Chase’s bleak life is interrupted by Mike, his and Toby’s friend from Chicago where they have lived before moving to Seattle. He invites Chase to International Mr. Leather Competition, the biggest gay leather event in the world. Chase has been a part of this event both on his own and with Toby, but he is afraid that going back to Chicago, where he and Toby spent many years together, would be too painful. He has good memories about it though and he believes Toby would want him to go on, so finally he agrees to Mike’s invitation.
I liked Mike since he appeared at the beginning of the story and here we had an opportunity to learn a bit more about him although, in my opinion, not enough. Mike is a self-proclaimed pig, a man who enjoys sex and changes partners often. He was originally Toby’s friend and they were both involved in the leather scene, although we don’t know to which extent. Mike appears shallow, but his inner goodness and joyous nature clearly shine through. It is clear that he was a good friend to both Toby and Chase. He cares for Chase and encourages him to move on with his life.

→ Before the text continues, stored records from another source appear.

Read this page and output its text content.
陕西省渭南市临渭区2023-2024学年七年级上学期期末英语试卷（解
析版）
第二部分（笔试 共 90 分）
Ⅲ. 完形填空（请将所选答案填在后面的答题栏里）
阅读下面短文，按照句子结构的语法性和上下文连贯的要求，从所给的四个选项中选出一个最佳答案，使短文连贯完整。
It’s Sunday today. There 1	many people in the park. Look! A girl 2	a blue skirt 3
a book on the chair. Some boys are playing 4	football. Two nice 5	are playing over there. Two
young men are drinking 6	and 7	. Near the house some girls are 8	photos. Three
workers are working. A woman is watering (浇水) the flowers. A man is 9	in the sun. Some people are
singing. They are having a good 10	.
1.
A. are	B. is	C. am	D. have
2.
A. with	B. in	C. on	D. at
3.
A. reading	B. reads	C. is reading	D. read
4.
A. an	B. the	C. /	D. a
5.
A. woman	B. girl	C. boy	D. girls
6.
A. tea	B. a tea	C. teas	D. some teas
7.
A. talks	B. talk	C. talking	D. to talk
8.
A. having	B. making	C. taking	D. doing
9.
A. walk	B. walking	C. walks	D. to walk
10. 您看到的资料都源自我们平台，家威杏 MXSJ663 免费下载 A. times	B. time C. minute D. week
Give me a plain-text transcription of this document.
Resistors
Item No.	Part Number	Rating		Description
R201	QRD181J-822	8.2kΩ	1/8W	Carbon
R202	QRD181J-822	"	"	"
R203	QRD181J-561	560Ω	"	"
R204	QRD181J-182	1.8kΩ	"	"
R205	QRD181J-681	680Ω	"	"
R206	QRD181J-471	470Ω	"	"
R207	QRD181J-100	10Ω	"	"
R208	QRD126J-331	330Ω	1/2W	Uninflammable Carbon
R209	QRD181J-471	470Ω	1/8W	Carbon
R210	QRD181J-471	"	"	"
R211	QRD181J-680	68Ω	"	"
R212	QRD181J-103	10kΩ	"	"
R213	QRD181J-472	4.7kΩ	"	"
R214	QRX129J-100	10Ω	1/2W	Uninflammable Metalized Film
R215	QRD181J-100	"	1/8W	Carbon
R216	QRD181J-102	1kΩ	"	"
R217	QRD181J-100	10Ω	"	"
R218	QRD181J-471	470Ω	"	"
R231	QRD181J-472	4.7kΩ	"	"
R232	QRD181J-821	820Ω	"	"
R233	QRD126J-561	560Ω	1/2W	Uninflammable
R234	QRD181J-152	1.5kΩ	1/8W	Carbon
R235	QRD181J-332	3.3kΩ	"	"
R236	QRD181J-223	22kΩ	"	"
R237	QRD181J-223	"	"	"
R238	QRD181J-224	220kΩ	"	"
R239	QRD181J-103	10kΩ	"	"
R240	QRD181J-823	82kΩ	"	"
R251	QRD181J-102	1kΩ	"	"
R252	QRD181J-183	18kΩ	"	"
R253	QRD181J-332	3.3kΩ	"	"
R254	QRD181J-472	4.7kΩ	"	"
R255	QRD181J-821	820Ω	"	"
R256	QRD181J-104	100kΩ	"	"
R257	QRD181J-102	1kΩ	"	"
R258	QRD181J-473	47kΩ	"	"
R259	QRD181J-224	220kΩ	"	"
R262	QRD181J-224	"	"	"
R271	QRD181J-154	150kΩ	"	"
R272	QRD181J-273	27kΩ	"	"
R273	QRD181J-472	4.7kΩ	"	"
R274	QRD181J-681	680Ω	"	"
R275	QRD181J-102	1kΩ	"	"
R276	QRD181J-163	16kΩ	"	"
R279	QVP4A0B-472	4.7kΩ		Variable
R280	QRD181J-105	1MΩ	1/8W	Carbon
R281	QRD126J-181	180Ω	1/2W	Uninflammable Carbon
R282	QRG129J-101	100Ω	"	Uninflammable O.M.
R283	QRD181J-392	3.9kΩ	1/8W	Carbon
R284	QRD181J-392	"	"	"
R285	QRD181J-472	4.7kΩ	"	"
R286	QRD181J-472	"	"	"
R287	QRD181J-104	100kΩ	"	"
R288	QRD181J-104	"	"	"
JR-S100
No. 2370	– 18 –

As unlikely as International Mr. Leather is for a background of this kind of story and it could potentially make some of the readers uncomfortable, I liked that contrast between Chase’s loss and grief and uncompromising sexuality of IML. It was a brave and, in my opinion, right thing to do in this case. From the moment he lands in Chicago, Chase is facing several similar contrasts and emotions they bring forward: sex as affirmation of life and his own attractiveness and sex as empty exchange, the desire to move on and the guilt because of it, friendship and loneliness, etc. After only two days in the city, Chase is overwhelmed and decides to leave. Mike persuades him to spend the rest of his vacation in his parent’s house outside of Chicago and Chase agrees. The simplicity of their time spent together stands in stark contrast (again) to “contained Disneyland for adults“. And… I’m not going to say anything else.
The narrative is interesting mix between the past and the present, Chase’s memories and dreams and actual events. It gives us an insight in his relationship with Toby. It’s also subtle: a line here, a word there suggests the attraction between Mike and Chase even before the opportunity for any kind of relationship between them arises. I have two minor complaints. I would have liked to know more about Mike. Additionally, I think the story would have benefited from more Chase and Mike together. This is not really a romance in a classical sense, but rather a story about the ending of one and potential beginning of new love. While Mr. Reed’s description of Chase’s pain and his reactions was flawless, I think these two things would have given us a glimpse of his promised future.
Homecoming is well-written, deeply emotional story and I doubt that many readers would be indifferent to it. It’s entirely self-contained, however I can’t help but want to know more of these characters and their future. I can only hope that Mr. Reed will decide to give us another story about them some day.